During the symmetric key anonymous negotiation phase, the trapdoor is based on bilinear map and the source node pseudo ID public key is generated in secret. So none adversary can decrypt the trapdoor and the source pseudo ID public key in polynomial time. In addition, the destination node can find whether the packet is modified by decrypting and checking the content.

\( S\_INFO \) can also be helpful to resist the man-in-the-middle (MITM) attack. Although the attack can replace the pseudo public key of source ID and \( TR_{AB} \) in \( SKN \) packet by its own, the destination node can distinguish the forged packet by checking whether the \( S\_INFO \) can be decrypted successfully because \( K_{AB} \) can’t be forged.

During the route discovery phase, the communication sequence number and the shared symmetric key are only shared between the source and the node. And they are also updated periodically, so it is difficult for adversary to decrypt the packet and can thwart against the replay attack. In the route discovery and data forwarding phase, the intermediate nodes only use their temporal nonce and the payload are onion encrypted in advance, the adversary can’t intercept the true content including route information in the packets and change the packet content.

5 Performance Evaluation

In this section, we evaluate FASRP and compare its network performance with MANET routing protocols (AODV, DSR) through the simulation. The cryptographic processing overhead evaluated in simulation is based on the [4, 9] testing results. In our simulation, we use RSA-2048 as the public key cryptosystem, AES/Rijndael (128 bit key) as the symmetric key cryptosystem, and SHA-1(160 bit) as the hash function.

The simulation is conducted within NS-2. 50 mobile nodes are randomly distributed with 1000 m-by-500 m. CBR sessions are used to generate network data traffic. For each session, data packets of 512 bytes are generated in a rate of 2 packets per second. The nodes maxim moving speed is 20 m/s. The ticks on x-axis represent the node pause time. The simulation lasts 100 s (Figs. 3, 4 and 5).

Fig. 3.
figure 3

Packet average delivery fraction (MAX CBR pair = 5)

Fig. 4.
figure 4

Average end-to-end delay (MAX CBR pair = 5)

Fig. 5.
figure 5

Route pakcket overhead (MAX CBR pair = 5)

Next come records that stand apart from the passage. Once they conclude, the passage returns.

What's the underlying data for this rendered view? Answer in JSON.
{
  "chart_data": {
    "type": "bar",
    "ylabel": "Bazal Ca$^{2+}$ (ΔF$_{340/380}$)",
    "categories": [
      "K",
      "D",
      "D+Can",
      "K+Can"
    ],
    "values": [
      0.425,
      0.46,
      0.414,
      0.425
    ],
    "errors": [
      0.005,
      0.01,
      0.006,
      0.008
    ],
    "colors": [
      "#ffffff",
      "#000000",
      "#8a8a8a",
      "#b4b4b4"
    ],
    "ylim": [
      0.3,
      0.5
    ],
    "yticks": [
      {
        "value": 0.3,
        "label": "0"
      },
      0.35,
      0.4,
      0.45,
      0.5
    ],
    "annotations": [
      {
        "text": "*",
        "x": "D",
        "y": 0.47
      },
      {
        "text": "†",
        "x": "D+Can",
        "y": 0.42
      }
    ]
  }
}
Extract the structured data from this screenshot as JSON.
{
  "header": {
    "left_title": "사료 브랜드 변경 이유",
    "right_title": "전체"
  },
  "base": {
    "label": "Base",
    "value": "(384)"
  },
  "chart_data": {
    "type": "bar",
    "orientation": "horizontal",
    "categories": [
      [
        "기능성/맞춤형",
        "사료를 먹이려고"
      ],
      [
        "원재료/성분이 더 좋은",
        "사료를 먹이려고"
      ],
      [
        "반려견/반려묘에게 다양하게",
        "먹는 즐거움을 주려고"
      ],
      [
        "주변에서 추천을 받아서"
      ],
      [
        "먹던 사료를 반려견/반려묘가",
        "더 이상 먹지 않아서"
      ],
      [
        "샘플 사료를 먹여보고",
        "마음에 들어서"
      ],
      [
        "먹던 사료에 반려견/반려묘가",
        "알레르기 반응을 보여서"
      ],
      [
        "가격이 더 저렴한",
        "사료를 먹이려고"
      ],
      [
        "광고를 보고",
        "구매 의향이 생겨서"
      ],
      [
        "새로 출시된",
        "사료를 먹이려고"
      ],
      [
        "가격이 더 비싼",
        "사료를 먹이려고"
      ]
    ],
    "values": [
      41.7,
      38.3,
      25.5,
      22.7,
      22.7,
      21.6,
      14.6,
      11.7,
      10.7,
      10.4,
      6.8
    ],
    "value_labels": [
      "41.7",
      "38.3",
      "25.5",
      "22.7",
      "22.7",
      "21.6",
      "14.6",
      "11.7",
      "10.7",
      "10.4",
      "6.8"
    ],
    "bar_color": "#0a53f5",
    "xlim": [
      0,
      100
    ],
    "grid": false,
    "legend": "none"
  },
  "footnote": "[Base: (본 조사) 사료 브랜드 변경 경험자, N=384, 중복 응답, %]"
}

The simulation results show that it is a trade-off between routing performance and anonymous security. To ensure the anonymous security, FASRP must introduce the excessive cryptographic process and lack all kinds of optimized process, which the DSR has, such as route cache, route packet snoop and Automatic Route Shortening.

6 Conclusions

In order to provide an efficient, secure, and anonymous routing for MANETs in adversarial environments, we propose a novel protocol FASRP. It addresses the problems existing in other related anonymous routing protocols. Also we clarified the achievement of anonymity and security. FASRP ensures identity anonymity, location anonymity and route anonymity and strong against most known attacks. Meantime, FASRP can support multipath routing and unidirectional channel. This characteristic can strengthen the anonymous security and make FASRP more suitable for severe environment.